I had ceased for a moment to hear these words ringing in my ear while Albertine had been with me just now. While kissing her, as I used to kiss my mother at Combray, to calm my anguish, I believed almost in Albertine's innocence, or at least did not think continuously of the discovery that I had made of her vice. But now that I was alone the words rang out afresh like those noises inside the ear which one hears as soon as someone stops talking to one. Her vice now seemed o me to be beyond any doubt. The light of approaching sunrise, by modifying the appearance of things around me, made me once again, as if for a moment I were shifting my position in relation to it, even more bitterly aware of my suffering. I had never seen the dawn of so beautiful or so sorrowful a morning. And thinking of all the indifferent landscapes which were about to be lit up and which, only yesterday, would have filled me simply with the desire to visit them, I could not repress a sob when, with a gesture of oblation mechanically performed and symbolising, in my eyes, the bloody sacrifice which I was about to have to make of all joy, every morning, until the end of my life a solemn renewal, celebrated as every day dawned, or my daily grief and of the blood from my wound, the golden egg of the sun, as though propelled by the rupture of equilibrium brought about at the moment of coagulation by a change of density, barbed with tongues of flame as in a painting, burst through the curtain behind which one had sensed it quivering for a moment, ready to appear on the scene and to spring forward, and whose mysterious frozen purple it annihilated in a flood of light. I heard myself weeping.

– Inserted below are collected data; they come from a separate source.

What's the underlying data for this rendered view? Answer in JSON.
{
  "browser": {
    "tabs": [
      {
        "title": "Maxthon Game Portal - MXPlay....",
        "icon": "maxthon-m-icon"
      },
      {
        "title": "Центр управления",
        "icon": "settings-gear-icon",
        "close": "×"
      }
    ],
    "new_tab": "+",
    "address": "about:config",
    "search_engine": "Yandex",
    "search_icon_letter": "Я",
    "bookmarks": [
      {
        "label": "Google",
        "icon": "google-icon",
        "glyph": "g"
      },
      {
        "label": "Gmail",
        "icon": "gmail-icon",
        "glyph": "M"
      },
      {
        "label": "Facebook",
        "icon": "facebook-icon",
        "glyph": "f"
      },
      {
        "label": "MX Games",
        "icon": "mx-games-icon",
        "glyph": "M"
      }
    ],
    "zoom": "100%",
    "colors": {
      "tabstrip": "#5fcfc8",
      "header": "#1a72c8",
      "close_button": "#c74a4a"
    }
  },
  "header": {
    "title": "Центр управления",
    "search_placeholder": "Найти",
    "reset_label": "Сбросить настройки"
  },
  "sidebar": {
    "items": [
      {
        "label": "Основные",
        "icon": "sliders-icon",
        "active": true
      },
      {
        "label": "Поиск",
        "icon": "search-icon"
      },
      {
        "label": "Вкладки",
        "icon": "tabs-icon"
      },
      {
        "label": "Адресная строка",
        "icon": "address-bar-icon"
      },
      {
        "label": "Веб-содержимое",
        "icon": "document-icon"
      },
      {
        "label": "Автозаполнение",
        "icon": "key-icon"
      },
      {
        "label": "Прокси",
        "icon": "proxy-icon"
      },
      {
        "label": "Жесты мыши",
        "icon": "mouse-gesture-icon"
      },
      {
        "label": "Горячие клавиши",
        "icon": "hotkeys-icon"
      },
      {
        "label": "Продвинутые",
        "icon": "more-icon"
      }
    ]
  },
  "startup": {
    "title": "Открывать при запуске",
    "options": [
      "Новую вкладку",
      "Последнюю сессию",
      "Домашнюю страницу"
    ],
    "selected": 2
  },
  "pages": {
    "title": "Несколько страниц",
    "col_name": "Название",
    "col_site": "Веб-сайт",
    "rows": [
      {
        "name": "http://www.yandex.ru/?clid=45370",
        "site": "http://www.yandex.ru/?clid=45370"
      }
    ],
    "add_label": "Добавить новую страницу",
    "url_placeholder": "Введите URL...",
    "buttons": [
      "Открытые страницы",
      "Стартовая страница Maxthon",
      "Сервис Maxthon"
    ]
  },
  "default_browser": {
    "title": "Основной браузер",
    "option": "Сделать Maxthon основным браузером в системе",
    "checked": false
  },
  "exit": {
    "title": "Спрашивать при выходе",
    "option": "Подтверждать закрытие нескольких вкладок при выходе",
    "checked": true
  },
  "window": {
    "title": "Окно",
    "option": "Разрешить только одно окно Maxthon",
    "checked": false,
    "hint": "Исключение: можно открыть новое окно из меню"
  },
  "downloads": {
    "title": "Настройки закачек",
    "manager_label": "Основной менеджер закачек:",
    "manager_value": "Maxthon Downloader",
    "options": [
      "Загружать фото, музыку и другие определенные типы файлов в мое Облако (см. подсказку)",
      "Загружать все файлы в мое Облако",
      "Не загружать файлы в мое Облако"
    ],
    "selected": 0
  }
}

Marcel Proust, Cities of the Plain, p. 1166
You know, it's easy to tweak Proust for producing overly florid prose, but few people have ever written so beautifully. Most of us would be staring at the sunrise, feeling blue and trying to sort out our feelings for our pretend girlfriend. For Proust, however: "I had never seen the dawn of so beautiful or so sorrowful a morning. And thinking of all the indifferent landscapes which were about to be lit up and which, only yesterday, would have filled me simply with the desire to visit them, I could not repress a sob when, with a gesture of oblation mechanically performed and symbolising, in my eyes, the bloody sacrifice which I was about to have to make of all joy, every morning, until the end of my life a solemn renewal, celebrated as every day dawned, or my daily grief and of the blood from my wound . . ." For me, beyond being blown away again by Proust's craft, what I'm trying to sort out is the nature of Marcel's "bloody sacrifice"? Is the sacrifice cutting Albertine, his great love, loose or is it marrying her? Does Marcel have such a messianic sense of his self, and of his own suffering, that he would marry Albertine solely to keep her from pursuing her own sapphic proclivities? I don't use the word messianic light here. How can you read this torrent of "blood" and "wound" and "sacrifice" and "oblation" without going there.
I'm also taken by his description of "so beautiful or so sorrowful a morning." Can sorrow be beautiful? Certainly, it can in the realm of art. You can't listen to Tchaikovsky's 6th Symphony, the "Pathetique", without understanding the beauty of sorrow. Or the famous plastic bag scene, with the Thomas Newman score, from American Beauty. But, again, this is art. What about real life itself? If there is beauty in perfection, then would not perfect sorrow be beautiful? Hmm, I need to brood over this.